Dans cette écriture, la lettre 8 est introduite pour noter la consonne f. A l'opposé, de nombreuses lettres sont abandonnées. Les lettres B et D sont délaissées car elles semblent avoir été confondues avec P et T. Le K est éliminé au profit de (noté progressivement C). Le O disparaît car il semble avoir fait double emploi avec U. L'étrusque, comme le grec, n'ayant besoin que d'une seule sifflante, le samek et le sadé disparaissent.

Au cours de son évolution, on constate une certaine tendance de l'écriture étrusque au syllabisme. Les gutturales phéniciennes (C, K et Q) sont assez longtemps conservées alors qu'elles n'y servaient à noter qu'une seule et même consonne. Mais pour distinguer ces lettres l'étrusque les spécialise en les associant à une voyelle particulière. C aura tendance à être utilisé avec E (CE), K avec A (KA) et Q avec U (QU). En fin de compte, cependant, le K et le Q finissent par être évincés par le C.

L'étrusque semble avoir fait appel à deux sortes de ponctuation. L'une, externe, servait à séparer les phrases et même les mots. L'autre, interne, était utilisée à l'intérieur des mots. On n'est pas parvenu à ce jour à expliquer cette dernière de manière satisfaisante.

En règle générale, l'écriture étrusque est dirigée de droite à gauche mais ce n'était pas une règle absolue car on trouve de nombreux contre-exemples. On peut même citer des cas d'écriture boustrophédon ou d'écriture en spirale.

Par la suite, avec la domination romaine et l'absorption de l'Etrurie par la culture de Rome, l'écriture dégénère peu à peu. On se met à écrire uniquement de gauche à droite puis on adopte les lettres latines. L'écriture, puis la langue elle-même, disparaissent.

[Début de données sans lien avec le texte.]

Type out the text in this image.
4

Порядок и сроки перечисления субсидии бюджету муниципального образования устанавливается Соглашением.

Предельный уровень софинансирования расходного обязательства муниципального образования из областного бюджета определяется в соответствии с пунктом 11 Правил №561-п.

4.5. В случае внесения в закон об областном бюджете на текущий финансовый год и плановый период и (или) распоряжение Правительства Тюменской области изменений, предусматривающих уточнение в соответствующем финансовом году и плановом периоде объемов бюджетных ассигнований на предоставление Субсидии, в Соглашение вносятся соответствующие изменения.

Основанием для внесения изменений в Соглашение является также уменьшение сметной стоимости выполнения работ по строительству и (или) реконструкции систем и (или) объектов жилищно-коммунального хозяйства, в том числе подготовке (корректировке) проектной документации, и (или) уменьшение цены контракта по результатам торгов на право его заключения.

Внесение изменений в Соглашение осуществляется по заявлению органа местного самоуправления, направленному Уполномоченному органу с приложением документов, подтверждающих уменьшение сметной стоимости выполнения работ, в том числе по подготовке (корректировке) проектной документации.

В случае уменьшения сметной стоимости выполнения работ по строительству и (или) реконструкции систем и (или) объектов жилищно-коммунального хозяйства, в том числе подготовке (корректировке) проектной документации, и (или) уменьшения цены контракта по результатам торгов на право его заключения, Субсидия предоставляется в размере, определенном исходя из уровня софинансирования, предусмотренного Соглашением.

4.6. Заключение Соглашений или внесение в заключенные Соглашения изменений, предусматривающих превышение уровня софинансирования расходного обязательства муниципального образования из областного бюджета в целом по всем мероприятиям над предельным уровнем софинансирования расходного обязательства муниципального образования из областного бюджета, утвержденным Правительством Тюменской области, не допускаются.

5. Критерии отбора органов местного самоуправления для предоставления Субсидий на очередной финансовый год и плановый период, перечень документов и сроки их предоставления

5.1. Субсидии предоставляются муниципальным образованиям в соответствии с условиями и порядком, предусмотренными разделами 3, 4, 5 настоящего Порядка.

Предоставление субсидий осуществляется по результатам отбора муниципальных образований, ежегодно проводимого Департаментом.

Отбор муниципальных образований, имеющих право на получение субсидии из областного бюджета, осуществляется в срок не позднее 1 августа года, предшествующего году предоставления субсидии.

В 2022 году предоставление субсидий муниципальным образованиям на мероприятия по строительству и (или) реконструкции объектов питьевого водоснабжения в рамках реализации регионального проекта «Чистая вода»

En fait, tout comme leur origine, la langue des étrusques nous échappe presque entièrement. Sans doute les descriptions funéraires les plus banales sont à peu près comprises, mais devant l'ampleur de notre méconnaissance de la langue, le déchiffrement des inscriptions est malaisée. Si quelques racines du vocabulaire sont aujourd'hui connue, la grammaire étrusque nous échappe à peu près totalement. C'est la langue et non l'écriture qui constitue le principal obstacle au déchiffrement des documents dont on dispose.